I first stopped and had a nice chat with the gentleman selling artisan bread at the Upper Crust Bakery booth. I asked him about his day and the history of the baked goods he brought. Upper Crust Bakery only distributes through farmers markets, and he gets up at 4:30 a.m. to bring this freshly baked bread to us. He said he couldn't get up as early as those who bake it! He drives all the way from Davis to get here by 7:30 a.m. to set up. He told me that a couple, Mo and Trudy founded the bakery some years ago, but now are semi-retired. Mo used to be a scientist at UC Davis, and he was careful to use his science background to adjust the recipes for good pH levels and great taste. I must agree after sampling some of the wheat bread I brought home!
Meet the farmer who provides me with many of the fresh organic herbs and leafy greens that I use in my recipes. In fact, most of the green ingredients I used for the Ash e-jow (Barley Soup) I prepared last spring were purchased from him. Without his laborious work and care for the soil and plants, the soup would never have tasted so fresh nor received so many compliments from the chefs I served it. You can't make great food without great ingredients - fresh, picked at optimum, and well handled to the market.
This is what I'd like to see more of - even though I want to be there before that 'sold out' sign goes up! Our farmers work hard, and sometimes are not able to find buyers for all the beautiful produce which they bring to market.
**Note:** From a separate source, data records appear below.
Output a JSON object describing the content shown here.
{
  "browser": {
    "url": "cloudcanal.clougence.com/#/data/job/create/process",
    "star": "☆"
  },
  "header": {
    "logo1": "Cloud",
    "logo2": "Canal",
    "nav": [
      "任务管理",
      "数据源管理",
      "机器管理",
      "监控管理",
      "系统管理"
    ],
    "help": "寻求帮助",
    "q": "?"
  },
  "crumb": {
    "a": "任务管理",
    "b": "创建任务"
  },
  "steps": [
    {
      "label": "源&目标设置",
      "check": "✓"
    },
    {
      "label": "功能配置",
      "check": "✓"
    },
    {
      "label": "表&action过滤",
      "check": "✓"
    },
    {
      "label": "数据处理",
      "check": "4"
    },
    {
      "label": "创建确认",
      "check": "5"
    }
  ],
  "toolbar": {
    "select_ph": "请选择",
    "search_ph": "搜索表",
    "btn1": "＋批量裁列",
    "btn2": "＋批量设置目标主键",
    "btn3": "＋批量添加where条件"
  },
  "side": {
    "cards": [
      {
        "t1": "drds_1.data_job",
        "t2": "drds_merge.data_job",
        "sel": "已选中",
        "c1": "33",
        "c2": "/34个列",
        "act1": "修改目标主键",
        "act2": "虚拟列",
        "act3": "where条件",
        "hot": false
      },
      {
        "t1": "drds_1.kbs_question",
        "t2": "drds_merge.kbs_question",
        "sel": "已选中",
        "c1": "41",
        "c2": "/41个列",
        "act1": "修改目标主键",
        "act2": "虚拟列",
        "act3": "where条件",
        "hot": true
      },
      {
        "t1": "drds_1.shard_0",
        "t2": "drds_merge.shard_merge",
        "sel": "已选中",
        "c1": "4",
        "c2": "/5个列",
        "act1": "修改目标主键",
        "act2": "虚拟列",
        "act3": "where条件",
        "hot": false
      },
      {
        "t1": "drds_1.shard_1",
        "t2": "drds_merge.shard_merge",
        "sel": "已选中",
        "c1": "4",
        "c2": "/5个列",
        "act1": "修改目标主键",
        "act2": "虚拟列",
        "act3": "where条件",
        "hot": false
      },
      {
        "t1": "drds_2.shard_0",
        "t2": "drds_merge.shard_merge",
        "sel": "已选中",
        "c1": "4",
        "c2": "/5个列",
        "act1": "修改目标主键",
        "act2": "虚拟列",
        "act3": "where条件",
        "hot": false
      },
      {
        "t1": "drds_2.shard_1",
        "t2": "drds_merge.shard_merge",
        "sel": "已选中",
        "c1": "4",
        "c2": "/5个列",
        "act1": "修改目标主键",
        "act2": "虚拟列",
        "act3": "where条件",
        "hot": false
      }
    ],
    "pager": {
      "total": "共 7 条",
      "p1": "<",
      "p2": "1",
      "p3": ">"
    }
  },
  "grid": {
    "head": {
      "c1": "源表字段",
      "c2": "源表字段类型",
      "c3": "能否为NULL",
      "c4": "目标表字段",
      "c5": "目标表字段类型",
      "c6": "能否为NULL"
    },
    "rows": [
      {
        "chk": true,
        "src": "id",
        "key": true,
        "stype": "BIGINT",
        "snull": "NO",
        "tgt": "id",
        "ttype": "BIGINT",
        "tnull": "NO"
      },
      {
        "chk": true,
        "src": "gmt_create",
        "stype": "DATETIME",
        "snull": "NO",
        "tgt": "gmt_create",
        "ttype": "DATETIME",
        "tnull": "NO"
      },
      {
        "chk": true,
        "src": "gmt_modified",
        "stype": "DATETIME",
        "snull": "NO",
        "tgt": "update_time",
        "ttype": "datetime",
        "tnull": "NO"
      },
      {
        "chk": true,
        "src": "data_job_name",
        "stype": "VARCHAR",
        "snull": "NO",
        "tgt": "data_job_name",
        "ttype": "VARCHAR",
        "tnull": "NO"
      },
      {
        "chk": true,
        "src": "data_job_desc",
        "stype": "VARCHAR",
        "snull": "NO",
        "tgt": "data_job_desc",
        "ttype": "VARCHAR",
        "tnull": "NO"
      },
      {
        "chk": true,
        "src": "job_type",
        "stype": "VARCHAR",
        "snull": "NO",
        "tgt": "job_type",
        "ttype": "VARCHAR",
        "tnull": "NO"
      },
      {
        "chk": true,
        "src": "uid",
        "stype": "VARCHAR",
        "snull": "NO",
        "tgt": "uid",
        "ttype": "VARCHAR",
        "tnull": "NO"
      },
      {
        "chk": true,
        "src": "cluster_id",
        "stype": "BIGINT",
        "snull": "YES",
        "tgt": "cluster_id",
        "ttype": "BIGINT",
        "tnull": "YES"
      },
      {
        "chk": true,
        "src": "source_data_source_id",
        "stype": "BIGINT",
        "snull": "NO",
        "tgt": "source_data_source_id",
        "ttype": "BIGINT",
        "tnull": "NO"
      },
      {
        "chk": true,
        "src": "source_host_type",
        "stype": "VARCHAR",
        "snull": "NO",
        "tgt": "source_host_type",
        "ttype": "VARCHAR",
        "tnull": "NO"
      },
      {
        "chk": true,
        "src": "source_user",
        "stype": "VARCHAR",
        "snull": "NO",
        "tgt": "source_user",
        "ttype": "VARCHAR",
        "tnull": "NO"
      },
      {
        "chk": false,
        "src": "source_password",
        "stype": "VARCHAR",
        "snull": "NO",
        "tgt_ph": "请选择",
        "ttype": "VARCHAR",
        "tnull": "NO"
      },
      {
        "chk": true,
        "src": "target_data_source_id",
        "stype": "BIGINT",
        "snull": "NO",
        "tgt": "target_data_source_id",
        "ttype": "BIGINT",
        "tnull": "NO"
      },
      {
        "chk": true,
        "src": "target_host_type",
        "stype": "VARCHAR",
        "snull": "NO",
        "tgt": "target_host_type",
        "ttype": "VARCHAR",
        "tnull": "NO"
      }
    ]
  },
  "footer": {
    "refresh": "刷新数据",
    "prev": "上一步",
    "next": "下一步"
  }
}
This is a shame, yet I can understand since many people have work schedules such that it is very difficult to make purchases outside a grocery store with expanded hours. I feel very lucky to be in an area with a farmers market accessible in a nearby community nearly every day of the week.
This is my favorite apple booth. Chincholo Farms brings several varieties of apples to market each week, and this week I noticed that they have started making apple juice and apple sauce from their Pink Ladies, a very good eating apple.
If you love food, be sure to frequent your nearby farmers market. The only way we'll get more variety and preserve heirloom types of fruits and vegetables is if we make a habit of purchasing these things.
I just have to note here that I came home yesterday to find unusually high traffic coming to my blog. I was very curious... saw some comments from Europe and thought that onions must be very popular (the last blogging event I participated in was international Onion Day in honor of the Berne farmers market festival). Later in the evening, I found that Blogger had listed my blog in its "Blogs of Note". I'm very honored, and hope all my new friends and visitors enjoy what they see.